Nationwide, more than a third of U.S. coronavirus deaths are linked to nursing homes, according to The New York Times.
According to the CDC, nursing home populations are at a higher risk of dying from the virus, because they are older and have underlying health conditions, plus the virus can spread more easily in congregate settings.
But while Alaska for months largely avoided the scale of outbreaks in nursing homes seen in other states, when case counts started rising, outbreaks at senior living facilities — including the state-run Pioneer Homes — started popping up too.
Two residents died at the Anchorage Pioneer Home, part of an outbreak that began in early August. And an outbreak identified in late September at the Fairbanks Pioneer Home has now grown to more than 60 staff and residents, with two virus-related deaths reported as of this week.
And in Anchorage, there have been outbreaks tied to multiple assisted-living facilities, said Dr. Bruce Chandler, a medical officer with the Anchorage Health Department.
Ultimately, more cases in the general community have translated to more cases in these more vulnerable populations, more hospitalizations, and more deaths.
A lagging indicator
Alaska has been fortunate so far to keep its death rate low. But health officials say that deaths, like hospitalizations, are a lagging indicator, and with case counts surging and hospitalizations rising, the death toll will continue to rise too.

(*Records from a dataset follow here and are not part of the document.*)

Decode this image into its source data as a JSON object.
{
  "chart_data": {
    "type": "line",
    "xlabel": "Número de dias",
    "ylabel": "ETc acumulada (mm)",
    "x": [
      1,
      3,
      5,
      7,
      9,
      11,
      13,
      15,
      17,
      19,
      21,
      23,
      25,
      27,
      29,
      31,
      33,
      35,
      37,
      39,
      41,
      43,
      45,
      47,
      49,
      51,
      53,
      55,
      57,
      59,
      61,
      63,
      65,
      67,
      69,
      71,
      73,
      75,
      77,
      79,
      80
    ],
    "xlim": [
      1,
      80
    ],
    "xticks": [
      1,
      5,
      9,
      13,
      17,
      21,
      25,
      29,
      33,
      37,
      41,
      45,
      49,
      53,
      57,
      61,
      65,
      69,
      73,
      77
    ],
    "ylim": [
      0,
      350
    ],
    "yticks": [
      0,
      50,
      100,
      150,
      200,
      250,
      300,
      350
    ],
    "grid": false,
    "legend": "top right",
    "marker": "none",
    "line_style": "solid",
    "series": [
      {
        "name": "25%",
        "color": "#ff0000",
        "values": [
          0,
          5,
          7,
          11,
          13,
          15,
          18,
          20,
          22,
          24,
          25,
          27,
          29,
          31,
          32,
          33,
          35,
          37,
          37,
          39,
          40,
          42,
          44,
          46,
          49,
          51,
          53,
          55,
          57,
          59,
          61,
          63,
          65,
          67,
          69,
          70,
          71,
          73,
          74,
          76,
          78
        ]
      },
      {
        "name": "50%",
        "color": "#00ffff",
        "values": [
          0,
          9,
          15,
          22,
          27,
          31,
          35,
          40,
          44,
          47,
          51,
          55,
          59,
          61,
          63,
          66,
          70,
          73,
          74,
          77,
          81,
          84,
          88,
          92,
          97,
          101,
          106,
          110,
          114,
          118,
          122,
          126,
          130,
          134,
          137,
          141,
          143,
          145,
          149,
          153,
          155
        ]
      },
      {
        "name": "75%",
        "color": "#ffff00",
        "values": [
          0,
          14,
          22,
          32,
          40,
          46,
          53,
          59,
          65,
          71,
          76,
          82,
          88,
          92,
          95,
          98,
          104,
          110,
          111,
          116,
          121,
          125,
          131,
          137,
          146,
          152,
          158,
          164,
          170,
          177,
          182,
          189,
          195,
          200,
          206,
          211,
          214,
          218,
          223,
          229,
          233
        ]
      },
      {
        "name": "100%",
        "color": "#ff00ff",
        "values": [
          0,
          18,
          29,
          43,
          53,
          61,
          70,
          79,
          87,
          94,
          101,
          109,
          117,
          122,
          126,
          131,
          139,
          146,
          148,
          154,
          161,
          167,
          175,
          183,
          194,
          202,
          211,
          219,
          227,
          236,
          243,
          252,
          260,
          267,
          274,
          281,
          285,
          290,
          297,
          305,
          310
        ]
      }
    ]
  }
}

On Thursday the state reported six deaths tied to COVID-19, matching the highest number of deaths reported by the state on a single day since the pandemic began. On both occasions, officials said several of the cases had not occurred recently and were identified through a standard review of death certificates.
“There is a lot of hope," said Zink. “And there is a lot to do. We still have the lowest fatality rate in the country."
Had Alaska followed national trends, there would have been nearly 500 deaths by now, she said.
“We made a difference in Alaska in the beginning because of Alaskans taking care of each other,” she said, stressing that taking personal steps to mitigate the virus does actually work.
“We really need people to hang in there,” she said.